Matrimoine du 5e


Les femmes dans l'espace public du 5e arrondissement - Mars et avril 2021

Exposition prolongée jusqu'au lundi 26 avril 2021

VOIRIE : OÙ SONT LES FEMMES ?

En France, 6% des rues portent un nom de femme. Pour la seule voirie, ce chiffre tombe à 5% dans le 5e arrondissement de Lyon (contre 43% de noms masculins, et 52% de noms neutres).
Elles ne sont en réalité que six femmes à avoir explicitement leur nom sur une rue ou allée de notre arrondissement : Pauline Jaricot, Mère Élisabeth Rivet, Soeur Janin, Soeur Bouvier et Anne-Marie et Marie-Louise Soucelier. S’ajoutent la rue des Estrées, mais sans référence explicite à Gabrielle des Estrées, ou encore les impasses de la Joconde et de la Reine, les rues Henriette et des Trois Maries.
L’injustice mémorielle la plus flagrante de notre arrondissement se situe sans doute rue « Joliot-Curie », qui ne fait référence qu’à Frédéric et non à Irène, alors que les deux ont reçu le Prix Nobel de Chimie, et que seule la seconde a été membre d’un gouvernement français. C’était d’ailleurs l’une des trois premières, en 1936.

MÉMOIRE DES FEMMES DANS L’ESPACE PUBLIC : 

SORTIR DE L’INVISIBILISATION

Cette invisibilisation est ancienne. Déjà dans le plan scénographique de Lyon de 1550, on ne distingue que 37 femmes parmi les 428 personnages représentés dans l’espace public, soit 8,6%. Sur la fresque des Lyonnais de 1995 qui se trouve dans le 1er arrondissement, elles ne sont que cinq femmes sur 31 personnages (16,1%), dont aucune parmi les six contemporains.
Est-ce parce que les femmes ne font rien de notable, ou ne sont à la source d’aucun acte héroïque, d’aucune découverte ? Certainement pas.

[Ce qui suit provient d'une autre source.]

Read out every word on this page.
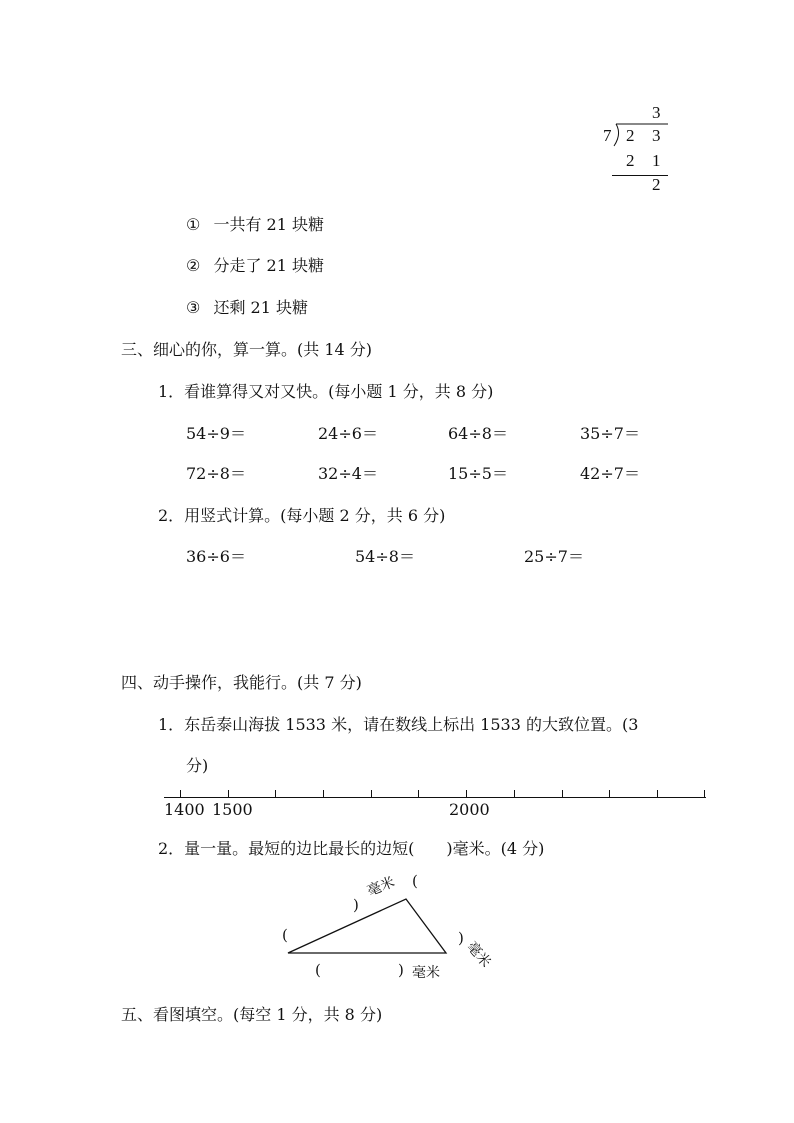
3
7 2 3
2 1
2
① 一共有 21 块糖
② 分走了 21 块糖
③ 还剩 21 块糖
三、细心的你，算一算。(共 14 分)
1．看谁算得又对又快。(每小题 1 分，共 8 分)
54÷9＝	24÷6＝	64÷8＝	35÷7＝
72÷8＝	32÷4＝	15÷5＝	42÷7＝
2．用竖式计算。(每小题 2 分，共 6 分)
36÷6＝	54÷8＝	25÷7＝
四、动手操作，我能行。(共 7 分)
1．东岳泰山海拔 1533 米，请在数线上标出 1533 的大致位置。(3
分)
1400 1500	2000
2．量一量。最短的边比最长的边短(　　)毫米。(4 分)
(
)
毫米 (
)
毫米
(	) 毫米
五、看图填空。(每空 1 分，共 8 分)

Les temps changent, et les femmes prennent la place qui leur est due, dans les différentes sphères de notre société (politique, sciences, culture, sports), même si des résistances parfois féroces perdurent. Le combat pour rendre plus visible la mémoire des femmes à travers les siècles s’amorce tout juste.
Cette exposition vous donne à voir 29 portraits de femmes qui ont leur nom dans l’espace public de notre arrondissement… ou pourraient légitimement y prétendre. Preuve qu’en cherchant un peu, on trouve facilement des femmes aux parcours passionnants, mais qui n’ont pas toujours eu la reconnaissance qu’elles méritaient, des femmes dont l’Histoire et surtout ceux qui l’écrivent ont parfois effacé la mémoire.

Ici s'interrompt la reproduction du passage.